Health Governance


The debilitating dynamics unleashed during pandemic unraveled most brutal truths of global and regional governance. It not only exposed the inefficiency of global health architecture but also exposed the medical disparities of national health orders. Being post-colonial state, investments in human capital was never top priority of successive governments.
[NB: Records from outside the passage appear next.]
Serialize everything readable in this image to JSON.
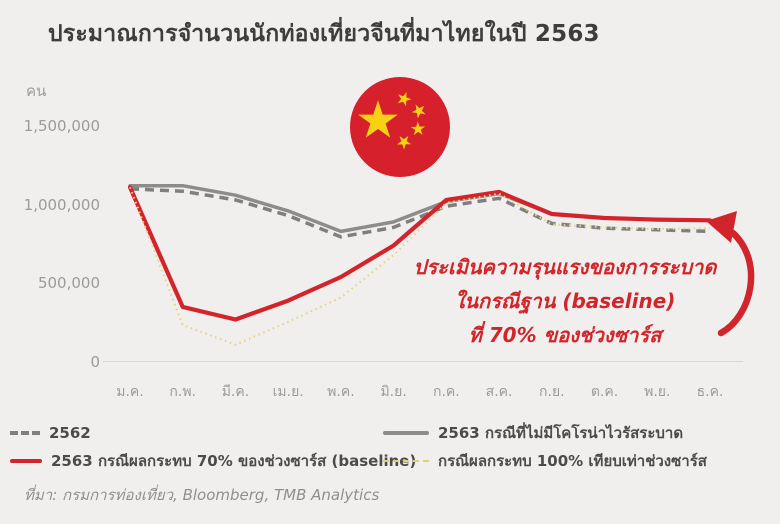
{
  "title": "ประมาณการจำนวนนักท่องเที่ยวจีนที่มาไทยในปี 2563",
  "y_axis": {
    "unit_label": "คน",
    "ticks": [
      {
        "label": "1,500,000",
        "value": 1500000
      },
      {
        "label": "1,000,000",
        "value": 1000000
      },
      {
        "label": "500,000",
        "value": 500000
      },
      {
        "label": "0",
        "value": 0
      }
    ]
  },
  "annotation": {
    "line1": "ประเมินความรุนแรงของการระบาด",
    "line2": "ในกรณีฐาน (baseline)",
    "line3": "ที่ 70% ของช่วงซาร์ส",
    "color": "#d2252b"
  },
  "legend": {
    "items": [
      {
        "label": "2562",
        "color": "#7f7f7f",
        "style": "dashed",
        "width": 4,
        "swatch_w": 30
      },
      {
        "label": "2563 กรณีที่ไม่มีโคโรน่าไวรัสระบาด",
        "color": "#8c8c8c",
        "style": "solid",
        "width": 4,
        "swatch_w": 46
      },
      {
        "label": "2563 กรณีผลกระทบ 70% ของช่วงซาร์ส (baseline)",
        "color": "#d3242c",
        "style": "solid",
        "width": 4,
        "swatch_w": 32
      },
      {
        "label": "กรณีผลกระทบ 100% เทียบเท่าช่วงซาร์ส",
        "color": "#ddd07e",
        "style": "dotted",
        "width": 2,
        "swatch_w": 46
      }
    ]
  },
  "source": "ที่มา: กรมการท่องเที่ยว, Bloomberg, TMB Analytics",
  "flag": {
    "name": "china-flag",
    "circle_color": "#d6202b",
    "star_color": "#f8d014"
  },
  "chart_data": {
    "type": "line",
    "title": "ประมาณการจำนวนนักท่องเที่ยวจีนที่มาไทยในปี 2563",
    "ylabel": "คน",
    "ylim": [
      0,
      1500000
    ],
    "yticks": [
      0,
      500000,
      1000000,
      1500000
    ],
    "grid": false,
    "legend_position": "bottom",
    "categories": [
      "ม.ค.",
      "ก.พ.",
      "มี.ค.",
      "เม.ย.",
      "พ.ค.",
      "มิ.ย.",
      "ก.ค.",
      "ส.ค.",
      "ก.ย.",
      "ต.ค.",
      "พ.ย.",
      "ธ.ค."
    ],
    "series": [
      {
        "name": "2562",
        "color": "#7f7f7f",
        "style": "dashed",
        "width": 3.5,
        "values": [
          1100000,
          1085000,
          1030000,
          930000,
          795000,
          855000,
          990000,
          1040000,
          880000,
          850000,
          840000,
          830000
        ]
      },
      {
        "name": "2563 กรณีที่ไม่มีโคโรน่าไวรัสระบาด",
        "color": "#8c8c8c",
        "style": "solid",
        "width": 3.5,
        "values": [
          1120000,
          1120000,
          1060000,
          960000,
          830000,
          890000,
          1020000,
          1070000,
          940000,
          915000,
          905000,
          900000
        ]
      },
      {
        "name": "2563 กรณีผลกระทบ 70% ของช่วงซาร์ส (baseline)",
        "color": "#d3242c",
        "style": "solid",
        "width": 4.2,
        "values": [
          1110000,
          350000,
          270000,
          390000,
          540000,
          740000,
          1030000,
          1080000,
          940000,
          915000,
          905000,
          900000
        ]
      },
      {
        "name": "กรณีผลกระทบ 100% เทียบเท่าช่วงซาร์ส",
        "color": "#e3d583",
        "style": "dotted",
        "width": 2,
        "values": [
          1110000,
          235000,
          110000,
          255000,
          410000,
          680000,
          1010000,
          1070000,
          875000,
          855000,
          845000,
          850000
        ]
      }
    ]
  }
}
In terms of fairness, responsiveness and adequacy, indigenous health system has always been in shambles. The hedonistic ruling elite were indifferent to revolutionize health system owing to their propensity for medical checkups abroad. The underinvested, inefficient and inaccessible health apparatus concomitant with burgeoning population was blatantly in tatters when pandemic hit masses rushed to hospitals. The article 25 of the Universal Declaration of Human Rights states, “Everyone has the right to a standard of living adequate for the health and well-being of himself and of his family, including food, clothing, housing, medical care and necessary social services.”

Access to indiscriminate healthcare, regardless of class, creed, gender, sexual orientation or religion is fundamental human right. The provision oxygen cylinders and specific medications is inalienable right of every Pakistan and any intransigence in this regard is tantamount to dehumanization of masses. According to the UNDP’s 2010 report, Pakistan is facing colossal challenges vis-à-vis human development including poverty, poor health facilities, illiteracy and population explosion. One reason could be that Pakistan’s spending on health is far less than the WHO’s recommended figure of US$ 34 for low and middle income countries. An average Pakistani spends around US$ 17 per year on health in Pakistan; out of which US$ 13 is spent on private medical facilities. The silver lining amid these bleak dynamics is that Pakistan can substantially improve its human development trajectory by putting its health system in order. For vigorous health governance, Pakistan needs to address financial barriers, geographical inaccessibility, gender bias, inequality, ghost health workers, urban-rural divide and unfair access to medicines. Human capital is instrument of power and our policy makers must wake up to this reality.